O Senado iniciou a discussão de uma proposta de emenda à Constituição (PEC) que está gerando grande controvérsia. A chamada PEC das Praias é vista como um mecanismo para privatizar as áreas à beira-mar que pertencem à União. A proposta também inclui a regularização do Complexo da Maré, um conjunto de comunidades no Rio de Janeiro.
A polêmica aumentou após a atriz Luana Piovani e o jogador de futebol Neymar trocarem farpas nas redes sociais sobre a PEC. Neymar anunciou uma parceria com uma construtora para a construção de um condomínio à beira-mar, o que intensificou o debate.
O texto foi discutido em uma audiência pública no Senado e ainda está longe de ser analisado por comissões e pelo plenário.
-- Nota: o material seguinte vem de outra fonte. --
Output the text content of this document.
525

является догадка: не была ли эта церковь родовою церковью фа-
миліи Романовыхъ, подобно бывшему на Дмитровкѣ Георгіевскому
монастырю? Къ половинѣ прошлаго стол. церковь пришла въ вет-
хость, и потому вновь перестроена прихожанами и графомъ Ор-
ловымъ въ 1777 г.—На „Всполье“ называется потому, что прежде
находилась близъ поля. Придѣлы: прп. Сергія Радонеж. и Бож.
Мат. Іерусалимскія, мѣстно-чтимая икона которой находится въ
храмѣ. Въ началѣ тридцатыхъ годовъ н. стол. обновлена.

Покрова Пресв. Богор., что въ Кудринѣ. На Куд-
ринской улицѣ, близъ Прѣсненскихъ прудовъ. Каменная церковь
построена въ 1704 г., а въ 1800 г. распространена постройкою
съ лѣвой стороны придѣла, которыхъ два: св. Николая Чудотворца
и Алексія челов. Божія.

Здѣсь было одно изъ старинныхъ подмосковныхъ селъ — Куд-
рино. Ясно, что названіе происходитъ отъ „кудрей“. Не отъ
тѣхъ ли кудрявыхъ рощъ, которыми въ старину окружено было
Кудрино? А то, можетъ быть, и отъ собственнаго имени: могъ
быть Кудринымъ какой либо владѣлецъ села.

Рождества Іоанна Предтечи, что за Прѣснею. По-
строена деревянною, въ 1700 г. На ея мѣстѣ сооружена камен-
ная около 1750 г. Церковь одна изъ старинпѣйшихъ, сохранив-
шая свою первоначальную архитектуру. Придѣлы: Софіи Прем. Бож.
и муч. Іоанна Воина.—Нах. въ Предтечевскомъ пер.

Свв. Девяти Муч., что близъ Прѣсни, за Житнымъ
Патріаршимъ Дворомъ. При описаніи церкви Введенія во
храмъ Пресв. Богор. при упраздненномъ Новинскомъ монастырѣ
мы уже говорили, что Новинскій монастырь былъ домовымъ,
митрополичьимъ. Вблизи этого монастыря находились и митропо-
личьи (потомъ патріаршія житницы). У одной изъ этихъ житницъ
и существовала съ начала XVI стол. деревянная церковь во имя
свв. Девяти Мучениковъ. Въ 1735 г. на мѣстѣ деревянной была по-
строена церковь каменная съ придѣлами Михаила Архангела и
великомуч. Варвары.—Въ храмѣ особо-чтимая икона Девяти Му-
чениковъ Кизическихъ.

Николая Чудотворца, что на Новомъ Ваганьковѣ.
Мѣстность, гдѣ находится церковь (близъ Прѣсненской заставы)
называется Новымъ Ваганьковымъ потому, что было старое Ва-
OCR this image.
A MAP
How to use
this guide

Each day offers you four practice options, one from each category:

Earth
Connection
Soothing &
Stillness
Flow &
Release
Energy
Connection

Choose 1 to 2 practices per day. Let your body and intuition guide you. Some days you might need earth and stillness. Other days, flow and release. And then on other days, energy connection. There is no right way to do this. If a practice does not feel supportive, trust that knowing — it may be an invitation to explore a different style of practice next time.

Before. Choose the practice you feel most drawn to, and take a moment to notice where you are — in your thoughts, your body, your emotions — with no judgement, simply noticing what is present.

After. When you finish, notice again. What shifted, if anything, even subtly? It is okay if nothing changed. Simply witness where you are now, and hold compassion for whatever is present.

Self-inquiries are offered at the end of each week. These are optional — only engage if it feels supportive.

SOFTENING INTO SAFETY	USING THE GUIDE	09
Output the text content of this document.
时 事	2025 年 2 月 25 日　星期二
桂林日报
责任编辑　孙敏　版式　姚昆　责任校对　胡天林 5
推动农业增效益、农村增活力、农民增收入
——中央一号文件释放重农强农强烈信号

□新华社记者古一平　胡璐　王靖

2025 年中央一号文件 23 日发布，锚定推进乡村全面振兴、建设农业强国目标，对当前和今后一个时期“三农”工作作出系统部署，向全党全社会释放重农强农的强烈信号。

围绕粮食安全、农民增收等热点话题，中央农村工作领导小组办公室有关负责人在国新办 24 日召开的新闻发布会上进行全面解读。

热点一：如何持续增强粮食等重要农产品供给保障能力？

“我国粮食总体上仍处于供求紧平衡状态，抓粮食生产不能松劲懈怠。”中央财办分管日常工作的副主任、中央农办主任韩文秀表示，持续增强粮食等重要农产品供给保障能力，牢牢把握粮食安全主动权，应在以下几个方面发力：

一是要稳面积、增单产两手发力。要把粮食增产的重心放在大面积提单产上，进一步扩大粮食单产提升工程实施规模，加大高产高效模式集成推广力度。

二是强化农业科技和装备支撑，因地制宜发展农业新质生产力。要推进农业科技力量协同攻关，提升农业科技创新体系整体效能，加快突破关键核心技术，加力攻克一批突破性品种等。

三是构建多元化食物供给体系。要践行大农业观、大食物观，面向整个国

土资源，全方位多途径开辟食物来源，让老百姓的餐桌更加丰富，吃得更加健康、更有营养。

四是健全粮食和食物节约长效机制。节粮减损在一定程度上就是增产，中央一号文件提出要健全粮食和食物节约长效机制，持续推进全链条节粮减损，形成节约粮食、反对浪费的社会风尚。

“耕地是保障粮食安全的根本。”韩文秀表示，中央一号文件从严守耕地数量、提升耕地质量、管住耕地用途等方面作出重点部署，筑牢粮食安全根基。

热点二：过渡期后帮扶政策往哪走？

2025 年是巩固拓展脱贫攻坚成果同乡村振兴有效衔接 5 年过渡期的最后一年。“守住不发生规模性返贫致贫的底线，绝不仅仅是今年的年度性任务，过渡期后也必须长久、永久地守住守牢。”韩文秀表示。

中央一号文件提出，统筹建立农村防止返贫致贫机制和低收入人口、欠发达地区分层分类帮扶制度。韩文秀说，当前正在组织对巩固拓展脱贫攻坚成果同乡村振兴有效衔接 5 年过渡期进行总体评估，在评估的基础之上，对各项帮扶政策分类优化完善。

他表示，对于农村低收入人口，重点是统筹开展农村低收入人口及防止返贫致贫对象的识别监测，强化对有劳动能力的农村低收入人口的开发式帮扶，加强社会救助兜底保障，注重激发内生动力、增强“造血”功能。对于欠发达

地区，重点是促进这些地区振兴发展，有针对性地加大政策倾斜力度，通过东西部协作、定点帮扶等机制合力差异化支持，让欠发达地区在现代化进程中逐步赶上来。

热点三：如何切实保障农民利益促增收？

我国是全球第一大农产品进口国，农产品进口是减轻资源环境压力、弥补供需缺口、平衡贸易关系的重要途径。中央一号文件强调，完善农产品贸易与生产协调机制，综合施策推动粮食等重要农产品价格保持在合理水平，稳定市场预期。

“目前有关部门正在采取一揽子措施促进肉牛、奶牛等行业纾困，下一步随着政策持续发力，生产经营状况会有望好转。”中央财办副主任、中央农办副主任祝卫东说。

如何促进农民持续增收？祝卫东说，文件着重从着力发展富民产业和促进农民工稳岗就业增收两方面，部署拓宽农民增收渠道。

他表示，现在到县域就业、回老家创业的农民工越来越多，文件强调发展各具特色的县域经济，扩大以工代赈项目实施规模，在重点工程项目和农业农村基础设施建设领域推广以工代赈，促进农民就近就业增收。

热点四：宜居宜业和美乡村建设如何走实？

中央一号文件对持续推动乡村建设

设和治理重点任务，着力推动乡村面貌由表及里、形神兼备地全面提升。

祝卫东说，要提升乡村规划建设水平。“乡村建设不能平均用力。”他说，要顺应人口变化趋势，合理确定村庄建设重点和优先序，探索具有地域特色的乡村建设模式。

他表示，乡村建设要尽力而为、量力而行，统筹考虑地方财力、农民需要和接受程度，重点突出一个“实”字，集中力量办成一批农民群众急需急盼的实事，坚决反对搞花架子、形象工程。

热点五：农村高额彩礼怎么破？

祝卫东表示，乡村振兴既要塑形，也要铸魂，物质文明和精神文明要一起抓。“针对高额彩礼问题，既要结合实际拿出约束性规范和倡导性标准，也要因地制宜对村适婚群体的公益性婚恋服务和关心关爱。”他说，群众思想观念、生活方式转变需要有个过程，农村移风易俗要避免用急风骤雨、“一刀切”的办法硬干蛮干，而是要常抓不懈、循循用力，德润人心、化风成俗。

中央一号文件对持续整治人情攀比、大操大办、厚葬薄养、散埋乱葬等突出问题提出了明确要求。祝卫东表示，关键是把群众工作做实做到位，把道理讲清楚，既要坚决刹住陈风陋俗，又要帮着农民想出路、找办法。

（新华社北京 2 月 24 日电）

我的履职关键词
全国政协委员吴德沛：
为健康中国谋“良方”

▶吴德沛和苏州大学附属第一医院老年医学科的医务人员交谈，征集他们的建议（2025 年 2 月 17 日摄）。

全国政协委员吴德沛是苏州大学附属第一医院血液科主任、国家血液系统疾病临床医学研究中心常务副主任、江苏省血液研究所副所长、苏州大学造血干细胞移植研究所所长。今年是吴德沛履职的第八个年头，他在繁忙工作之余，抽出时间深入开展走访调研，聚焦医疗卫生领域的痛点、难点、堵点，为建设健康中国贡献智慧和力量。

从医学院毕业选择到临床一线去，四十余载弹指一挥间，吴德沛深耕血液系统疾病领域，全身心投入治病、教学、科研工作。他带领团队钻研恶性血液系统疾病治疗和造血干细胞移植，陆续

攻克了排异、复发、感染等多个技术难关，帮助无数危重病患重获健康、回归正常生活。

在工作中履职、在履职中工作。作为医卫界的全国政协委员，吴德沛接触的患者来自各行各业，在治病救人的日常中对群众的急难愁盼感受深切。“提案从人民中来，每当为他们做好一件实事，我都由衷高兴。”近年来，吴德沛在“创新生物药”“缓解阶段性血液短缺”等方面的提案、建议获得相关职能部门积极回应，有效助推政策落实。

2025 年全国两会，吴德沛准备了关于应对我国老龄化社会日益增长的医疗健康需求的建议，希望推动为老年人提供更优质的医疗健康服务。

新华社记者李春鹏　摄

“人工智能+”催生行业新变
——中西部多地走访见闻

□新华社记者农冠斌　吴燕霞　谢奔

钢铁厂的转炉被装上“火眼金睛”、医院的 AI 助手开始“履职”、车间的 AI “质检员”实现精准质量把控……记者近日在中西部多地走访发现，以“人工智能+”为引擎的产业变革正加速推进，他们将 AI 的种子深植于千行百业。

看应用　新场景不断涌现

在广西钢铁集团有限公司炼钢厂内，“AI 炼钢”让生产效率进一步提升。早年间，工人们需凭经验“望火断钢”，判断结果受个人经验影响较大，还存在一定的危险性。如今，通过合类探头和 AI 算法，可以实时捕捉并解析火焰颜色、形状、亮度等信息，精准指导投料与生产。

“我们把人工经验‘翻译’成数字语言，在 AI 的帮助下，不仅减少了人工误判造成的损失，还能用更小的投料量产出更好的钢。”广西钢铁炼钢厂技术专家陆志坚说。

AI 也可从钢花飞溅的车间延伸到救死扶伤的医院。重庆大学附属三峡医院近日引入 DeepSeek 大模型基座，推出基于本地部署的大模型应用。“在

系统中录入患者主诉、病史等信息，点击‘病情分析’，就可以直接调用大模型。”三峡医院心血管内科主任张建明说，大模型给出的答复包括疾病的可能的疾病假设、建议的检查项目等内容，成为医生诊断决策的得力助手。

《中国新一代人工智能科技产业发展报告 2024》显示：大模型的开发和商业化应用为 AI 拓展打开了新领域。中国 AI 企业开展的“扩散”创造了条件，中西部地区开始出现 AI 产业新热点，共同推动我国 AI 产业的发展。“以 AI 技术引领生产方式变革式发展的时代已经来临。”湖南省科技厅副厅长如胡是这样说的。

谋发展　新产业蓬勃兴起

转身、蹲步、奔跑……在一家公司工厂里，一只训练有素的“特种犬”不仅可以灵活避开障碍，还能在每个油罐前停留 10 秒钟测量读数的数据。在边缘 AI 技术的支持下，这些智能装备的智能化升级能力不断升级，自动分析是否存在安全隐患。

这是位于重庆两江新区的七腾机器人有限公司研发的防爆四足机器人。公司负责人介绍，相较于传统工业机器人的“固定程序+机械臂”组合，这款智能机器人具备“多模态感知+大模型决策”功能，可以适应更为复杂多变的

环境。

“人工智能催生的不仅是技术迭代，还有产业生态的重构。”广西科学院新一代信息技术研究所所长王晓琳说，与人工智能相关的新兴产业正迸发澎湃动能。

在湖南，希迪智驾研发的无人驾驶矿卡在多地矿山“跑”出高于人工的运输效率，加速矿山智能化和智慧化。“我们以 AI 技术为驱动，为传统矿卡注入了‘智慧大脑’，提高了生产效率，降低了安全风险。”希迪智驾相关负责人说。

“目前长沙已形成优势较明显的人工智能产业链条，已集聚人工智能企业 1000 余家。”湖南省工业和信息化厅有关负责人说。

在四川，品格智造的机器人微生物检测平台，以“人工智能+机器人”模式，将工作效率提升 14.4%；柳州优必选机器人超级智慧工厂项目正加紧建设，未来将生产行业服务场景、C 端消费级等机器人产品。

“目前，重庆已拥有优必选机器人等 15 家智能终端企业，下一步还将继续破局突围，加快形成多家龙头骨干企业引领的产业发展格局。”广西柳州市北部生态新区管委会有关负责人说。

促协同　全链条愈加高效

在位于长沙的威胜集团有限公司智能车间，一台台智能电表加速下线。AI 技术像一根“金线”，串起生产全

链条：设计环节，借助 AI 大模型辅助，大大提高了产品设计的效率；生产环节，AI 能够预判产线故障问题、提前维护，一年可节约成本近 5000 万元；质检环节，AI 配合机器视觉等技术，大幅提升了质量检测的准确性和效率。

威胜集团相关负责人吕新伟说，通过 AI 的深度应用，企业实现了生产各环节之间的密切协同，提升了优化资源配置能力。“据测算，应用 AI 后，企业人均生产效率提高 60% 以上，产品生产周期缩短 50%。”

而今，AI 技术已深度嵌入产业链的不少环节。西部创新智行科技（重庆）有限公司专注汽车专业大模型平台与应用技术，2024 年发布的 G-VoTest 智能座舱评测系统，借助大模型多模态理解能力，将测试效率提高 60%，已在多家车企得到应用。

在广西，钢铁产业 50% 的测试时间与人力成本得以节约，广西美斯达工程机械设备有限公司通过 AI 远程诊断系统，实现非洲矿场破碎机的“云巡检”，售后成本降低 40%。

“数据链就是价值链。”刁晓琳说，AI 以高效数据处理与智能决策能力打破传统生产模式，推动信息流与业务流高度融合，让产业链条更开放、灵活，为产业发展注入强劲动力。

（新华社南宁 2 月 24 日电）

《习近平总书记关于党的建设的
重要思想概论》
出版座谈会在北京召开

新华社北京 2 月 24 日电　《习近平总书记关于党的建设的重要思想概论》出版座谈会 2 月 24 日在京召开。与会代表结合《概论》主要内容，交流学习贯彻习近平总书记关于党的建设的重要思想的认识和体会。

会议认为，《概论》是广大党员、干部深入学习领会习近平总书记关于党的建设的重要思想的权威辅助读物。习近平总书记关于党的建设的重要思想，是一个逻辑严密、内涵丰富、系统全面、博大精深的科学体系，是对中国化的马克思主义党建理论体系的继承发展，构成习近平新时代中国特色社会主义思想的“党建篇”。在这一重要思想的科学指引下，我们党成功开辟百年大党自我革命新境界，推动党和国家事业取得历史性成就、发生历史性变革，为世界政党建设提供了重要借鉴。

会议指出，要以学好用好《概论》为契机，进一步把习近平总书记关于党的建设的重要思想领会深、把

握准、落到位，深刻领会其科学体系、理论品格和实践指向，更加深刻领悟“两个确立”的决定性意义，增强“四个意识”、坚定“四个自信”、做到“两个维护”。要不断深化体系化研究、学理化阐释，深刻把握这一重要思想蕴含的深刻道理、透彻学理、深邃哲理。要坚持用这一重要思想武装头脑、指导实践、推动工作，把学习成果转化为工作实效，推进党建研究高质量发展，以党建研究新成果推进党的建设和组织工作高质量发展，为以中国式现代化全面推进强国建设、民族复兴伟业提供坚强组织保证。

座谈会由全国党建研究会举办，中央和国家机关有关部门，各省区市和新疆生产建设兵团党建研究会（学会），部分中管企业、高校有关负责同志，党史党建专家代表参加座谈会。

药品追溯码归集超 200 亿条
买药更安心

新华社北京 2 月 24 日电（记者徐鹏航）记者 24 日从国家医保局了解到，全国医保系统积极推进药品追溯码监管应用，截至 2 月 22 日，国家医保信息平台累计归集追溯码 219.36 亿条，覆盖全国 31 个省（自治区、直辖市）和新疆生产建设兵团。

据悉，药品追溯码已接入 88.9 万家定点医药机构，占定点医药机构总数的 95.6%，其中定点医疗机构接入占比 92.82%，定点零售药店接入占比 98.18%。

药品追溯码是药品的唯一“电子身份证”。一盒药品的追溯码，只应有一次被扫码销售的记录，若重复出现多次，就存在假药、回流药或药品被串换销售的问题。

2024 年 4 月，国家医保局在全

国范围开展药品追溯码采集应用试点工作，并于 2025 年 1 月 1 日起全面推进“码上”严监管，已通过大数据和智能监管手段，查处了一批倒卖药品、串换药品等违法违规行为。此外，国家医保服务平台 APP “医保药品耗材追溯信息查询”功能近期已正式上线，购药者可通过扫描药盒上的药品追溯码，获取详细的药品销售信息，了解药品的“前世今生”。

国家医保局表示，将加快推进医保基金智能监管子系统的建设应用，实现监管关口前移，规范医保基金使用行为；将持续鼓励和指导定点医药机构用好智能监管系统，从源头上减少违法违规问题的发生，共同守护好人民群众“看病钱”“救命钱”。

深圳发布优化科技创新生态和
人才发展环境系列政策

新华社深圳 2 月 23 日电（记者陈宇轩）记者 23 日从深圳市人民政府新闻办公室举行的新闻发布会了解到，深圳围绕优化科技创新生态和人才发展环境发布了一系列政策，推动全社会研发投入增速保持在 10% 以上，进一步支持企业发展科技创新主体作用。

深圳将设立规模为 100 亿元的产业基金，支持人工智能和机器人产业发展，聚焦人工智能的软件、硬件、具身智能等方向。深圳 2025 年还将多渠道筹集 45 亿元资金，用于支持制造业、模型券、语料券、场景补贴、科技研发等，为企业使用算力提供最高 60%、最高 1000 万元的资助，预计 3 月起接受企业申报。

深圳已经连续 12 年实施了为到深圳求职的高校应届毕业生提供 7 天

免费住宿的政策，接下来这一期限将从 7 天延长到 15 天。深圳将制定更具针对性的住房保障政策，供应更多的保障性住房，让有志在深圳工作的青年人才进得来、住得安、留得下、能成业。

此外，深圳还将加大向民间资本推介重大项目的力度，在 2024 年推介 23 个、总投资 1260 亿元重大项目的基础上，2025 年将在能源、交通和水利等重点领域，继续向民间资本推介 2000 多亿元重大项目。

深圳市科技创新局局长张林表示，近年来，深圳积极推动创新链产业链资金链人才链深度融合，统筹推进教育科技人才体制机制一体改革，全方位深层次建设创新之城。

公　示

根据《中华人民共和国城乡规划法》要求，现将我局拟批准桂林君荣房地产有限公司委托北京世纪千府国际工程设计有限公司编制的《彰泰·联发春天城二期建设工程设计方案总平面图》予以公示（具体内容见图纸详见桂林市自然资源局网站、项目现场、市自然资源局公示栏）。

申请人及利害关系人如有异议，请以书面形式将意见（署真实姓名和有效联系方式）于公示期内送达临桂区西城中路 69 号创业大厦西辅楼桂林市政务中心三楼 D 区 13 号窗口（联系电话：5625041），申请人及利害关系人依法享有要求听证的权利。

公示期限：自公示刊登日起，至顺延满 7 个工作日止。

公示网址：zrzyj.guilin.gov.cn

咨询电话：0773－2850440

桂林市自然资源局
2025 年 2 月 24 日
Após a repercussão negativa, o presidente do Senado, Rodrigo Pacheco (PSD-MG), indicou que a matéria não está entre as prioridades de votação.
Atualmente, as áreas à beira-mar mencionadas na PEC são chamadas de terrenos de marinha. Essas áreas começam 33 metros após o ponto mais alto que a maré atinge, não abrangendo a praia e o mar, que permanecem públicos. Esses terrenos são utilizados principalmente por hotéis e bares. A União permite que pessoas e empresas usem esses terrenos mediante o pagamento de impostos específicos.
Com a PEC, os terrenos de marinha poderiam ser vendidos a empresas e pessoas que já ocupam essas áreas. Os lotes deixariam de ser compartilhados entre o governo e os ocupantes, passando a ter apenas um proprietário, como um hotel ou resort. Áreas ainda não ocupadas e locais de serviços públicos, como portos e aeroportos, permaneceriam com o governo.
Ana Paula Prates, diretora de Oceano e Gestão Costeira do Ministério do Meio Ambiente (MMA), explicou que o projeto pode "privatizar o acesso à praia, e não a praia em si", pois a parte utilizada pelos banhistas continuaria pública. No entanto, a proposta permite que uma empresa cerque o terreno e impeça a passagem dos banhistas na faixa de areia, situação já observada em alguns resorts.
O relator da proposta no Senado, Flávio Bolsonaro (PL-RJ), argumenta que a PEC permitirá a transferência de 8,3 mil casas para moradores do Complexo da Maré e quilombolas da Restinga de Marambaia, aumentando a arrecadação de impostos e gerando empregos. Ele estima que a arrecadação para a União poderia chegar a R$ 42 bilhões de pessoas físicas, R$ 67 bilhões de pessoas jurídicas, R$ 1,7 bilhão do setor hoteleiro e quase R$ 24 bilhões do ramo imobiliário.
Por outro lado, críticos como o Painel Mar, uma plataforma que reúne sociedade civil e entidades governamentais, argumentam que a venda dos lotes é imprudente devido ao aumento do nível do mar. Dados da Universidade de São Paulo (USP) mostram que o mar está subindo cerca de 4 milímetros por ano. Eles destacam que a proteção dos mangues e restingas é crucial para enfrentar as mudanças climáticas, funcionando como barreiras naturais.
Além disso, estudos mostram que 40% da costa brasileira está em processo avançado de erosão. O cientista Carlos Nobre, especializado em aquecimento global, alerta que o mar pode subir de 80 cm a 1 metro até o final do século, tornando essas áreas impróprias para a privatização. Ele defende um plano a longo prazo para a retirada das comunidades ribeirinhas dos terrenos de marinha, devido ao aumento das marés e ressacas mais fortes.
O Ministério dos Povos Indígenas (MPI) sustenta que a gestão tradicional das comunidades indígenas resulta em práticas de conservação sustentável que impedem a degradação ambiental e contribuem para a desaceleração das mudanças climáticas. Além de Flávio Bolsonaro, o deputado Alceu Moreira (MDB-RS) também defende a PEC, afirmando que ela fomentará investimentos em praias degradadas e criará empregos.
Atualmente, há 564 mil imóveis registrados em terrenos de marinha, e a União arrecadou R$ 1,1 bilhão em 2023 com as taxas de foro e ocupação. O Ministério da Gestão e Inovação (MGI) estima que esse valor poderia ser cinco vezes maior se todas as construções não oficializadas fossem regularizadas.
Exemplos práticos, como o de Balneário Camboriú (SC), mostram que a privatização pode trazer problemas. A supressão de dunas e praias para construção resultou na diminuição da área de lazer e no sombreamento da praia. Em Atafona (RJ), o avanço do mar transformou a cidade em uma "cidade fantasma".
A PEC das Praias continua a gerar intenso debate, refletindo a complexidade de equilibrar desenvolvimento econômico e conservação ambiental.